Professor Mieke van Driel

Antimicrobial stewardship in primary care

Australia is among the highest users of antibiotics in the OECD. Annually, approximately half of all Australians receive at least one prescription for antibiotics with a total of nearly 30 million prescriptions per year. The Australian government acknowledges the importance of action to preserve antibiotics and antimicrobial stewardship (AMS) is high on the agenda. As the majority of antibiotics are prescribed in the community, a focus on primary care is indispensable.

This project builds on the international literature on AMS interventions in primary care and experiences from hospital practice to develop a comprehensive model that can be tested in the Australian primary care setting. It involves review of the literature and consultation with stakeholders and has the potential to significantly progress the agenda for wise use of antibiotics in the community.

Associate Professor Ruth Hubbard

Assessment of frailty in the multi-disciplinary geriatric context

It is evident to all health care providers, and to the wider community, that chronological age is not a good marker of an individual patient’s ‘biological age’ – which is impacted by their co-morbidities, functional status, mood, sensorium and cognition.
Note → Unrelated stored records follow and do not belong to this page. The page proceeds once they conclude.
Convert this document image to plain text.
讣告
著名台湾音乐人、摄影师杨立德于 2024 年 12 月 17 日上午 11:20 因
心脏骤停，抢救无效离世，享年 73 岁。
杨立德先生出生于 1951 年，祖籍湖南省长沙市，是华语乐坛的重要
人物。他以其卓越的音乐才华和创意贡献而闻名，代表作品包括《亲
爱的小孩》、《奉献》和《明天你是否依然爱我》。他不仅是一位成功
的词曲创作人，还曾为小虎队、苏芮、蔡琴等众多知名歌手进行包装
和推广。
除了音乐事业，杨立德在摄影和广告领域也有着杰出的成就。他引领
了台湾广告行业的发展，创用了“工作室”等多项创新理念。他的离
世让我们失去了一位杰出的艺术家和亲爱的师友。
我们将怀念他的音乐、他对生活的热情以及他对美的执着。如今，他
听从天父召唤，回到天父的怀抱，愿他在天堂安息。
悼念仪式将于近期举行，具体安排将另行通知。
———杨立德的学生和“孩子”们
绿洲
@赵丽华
Frailty status is intended to capture this holistic conceptualisation of health. Patients who are more frail have lower physiological reserve, a reduced ability to recover after insults and are at risk of adverse outcomes including increasing disability, need for nursing home placement and death. Geriatricians undertake comprehensive assessments of their patients and learn to how to estimate frailty status by gestalt but for other specialists, who have expertise in a single disease or surgical procedure, this can be more of a challenge. As a result, some older people are subject to futile and distressing treatment at the end of their lives while others are denied potentially-beneficial interventions based on their chronological age alone.

Professor Hubbard is  keen to supervise research projects which investigate whether measurement of frailty is useful for non-geriatricians. It has been established that patients who are frail have poorer outcomes, further work should focus on clinical utility. For example, the focus of one of the MPhil projects I am supervising is whether a frailty measure can inform decision making for nephrologists regarding dialysis initiation. Oncologists and anaesthetists are also motivated to learn whether frailty can stratify the risk status of their patients, enabling them to individualise care and achieve better outcomes. The perspectives of patients themselves, and their care-givers, are also currently under-explored. Yet consideration of patients’ goals of care should be integral to collaborative decision-making.

Dr Fabiola Zandjani-Martin

Infectious disease and sexual health

Fabiola has expertise in infectious diseases, sexual health, HIV, HTLV-1 and admission research. Projects ideas are ideally proposed by the candidate who has observed an unmet need or a knowledge vacuum in their area of work. She aims to guide the candidate in developing their research ideas and provide the necessary expertise, which would make their challenging journey as smooth and enjoyable as possible.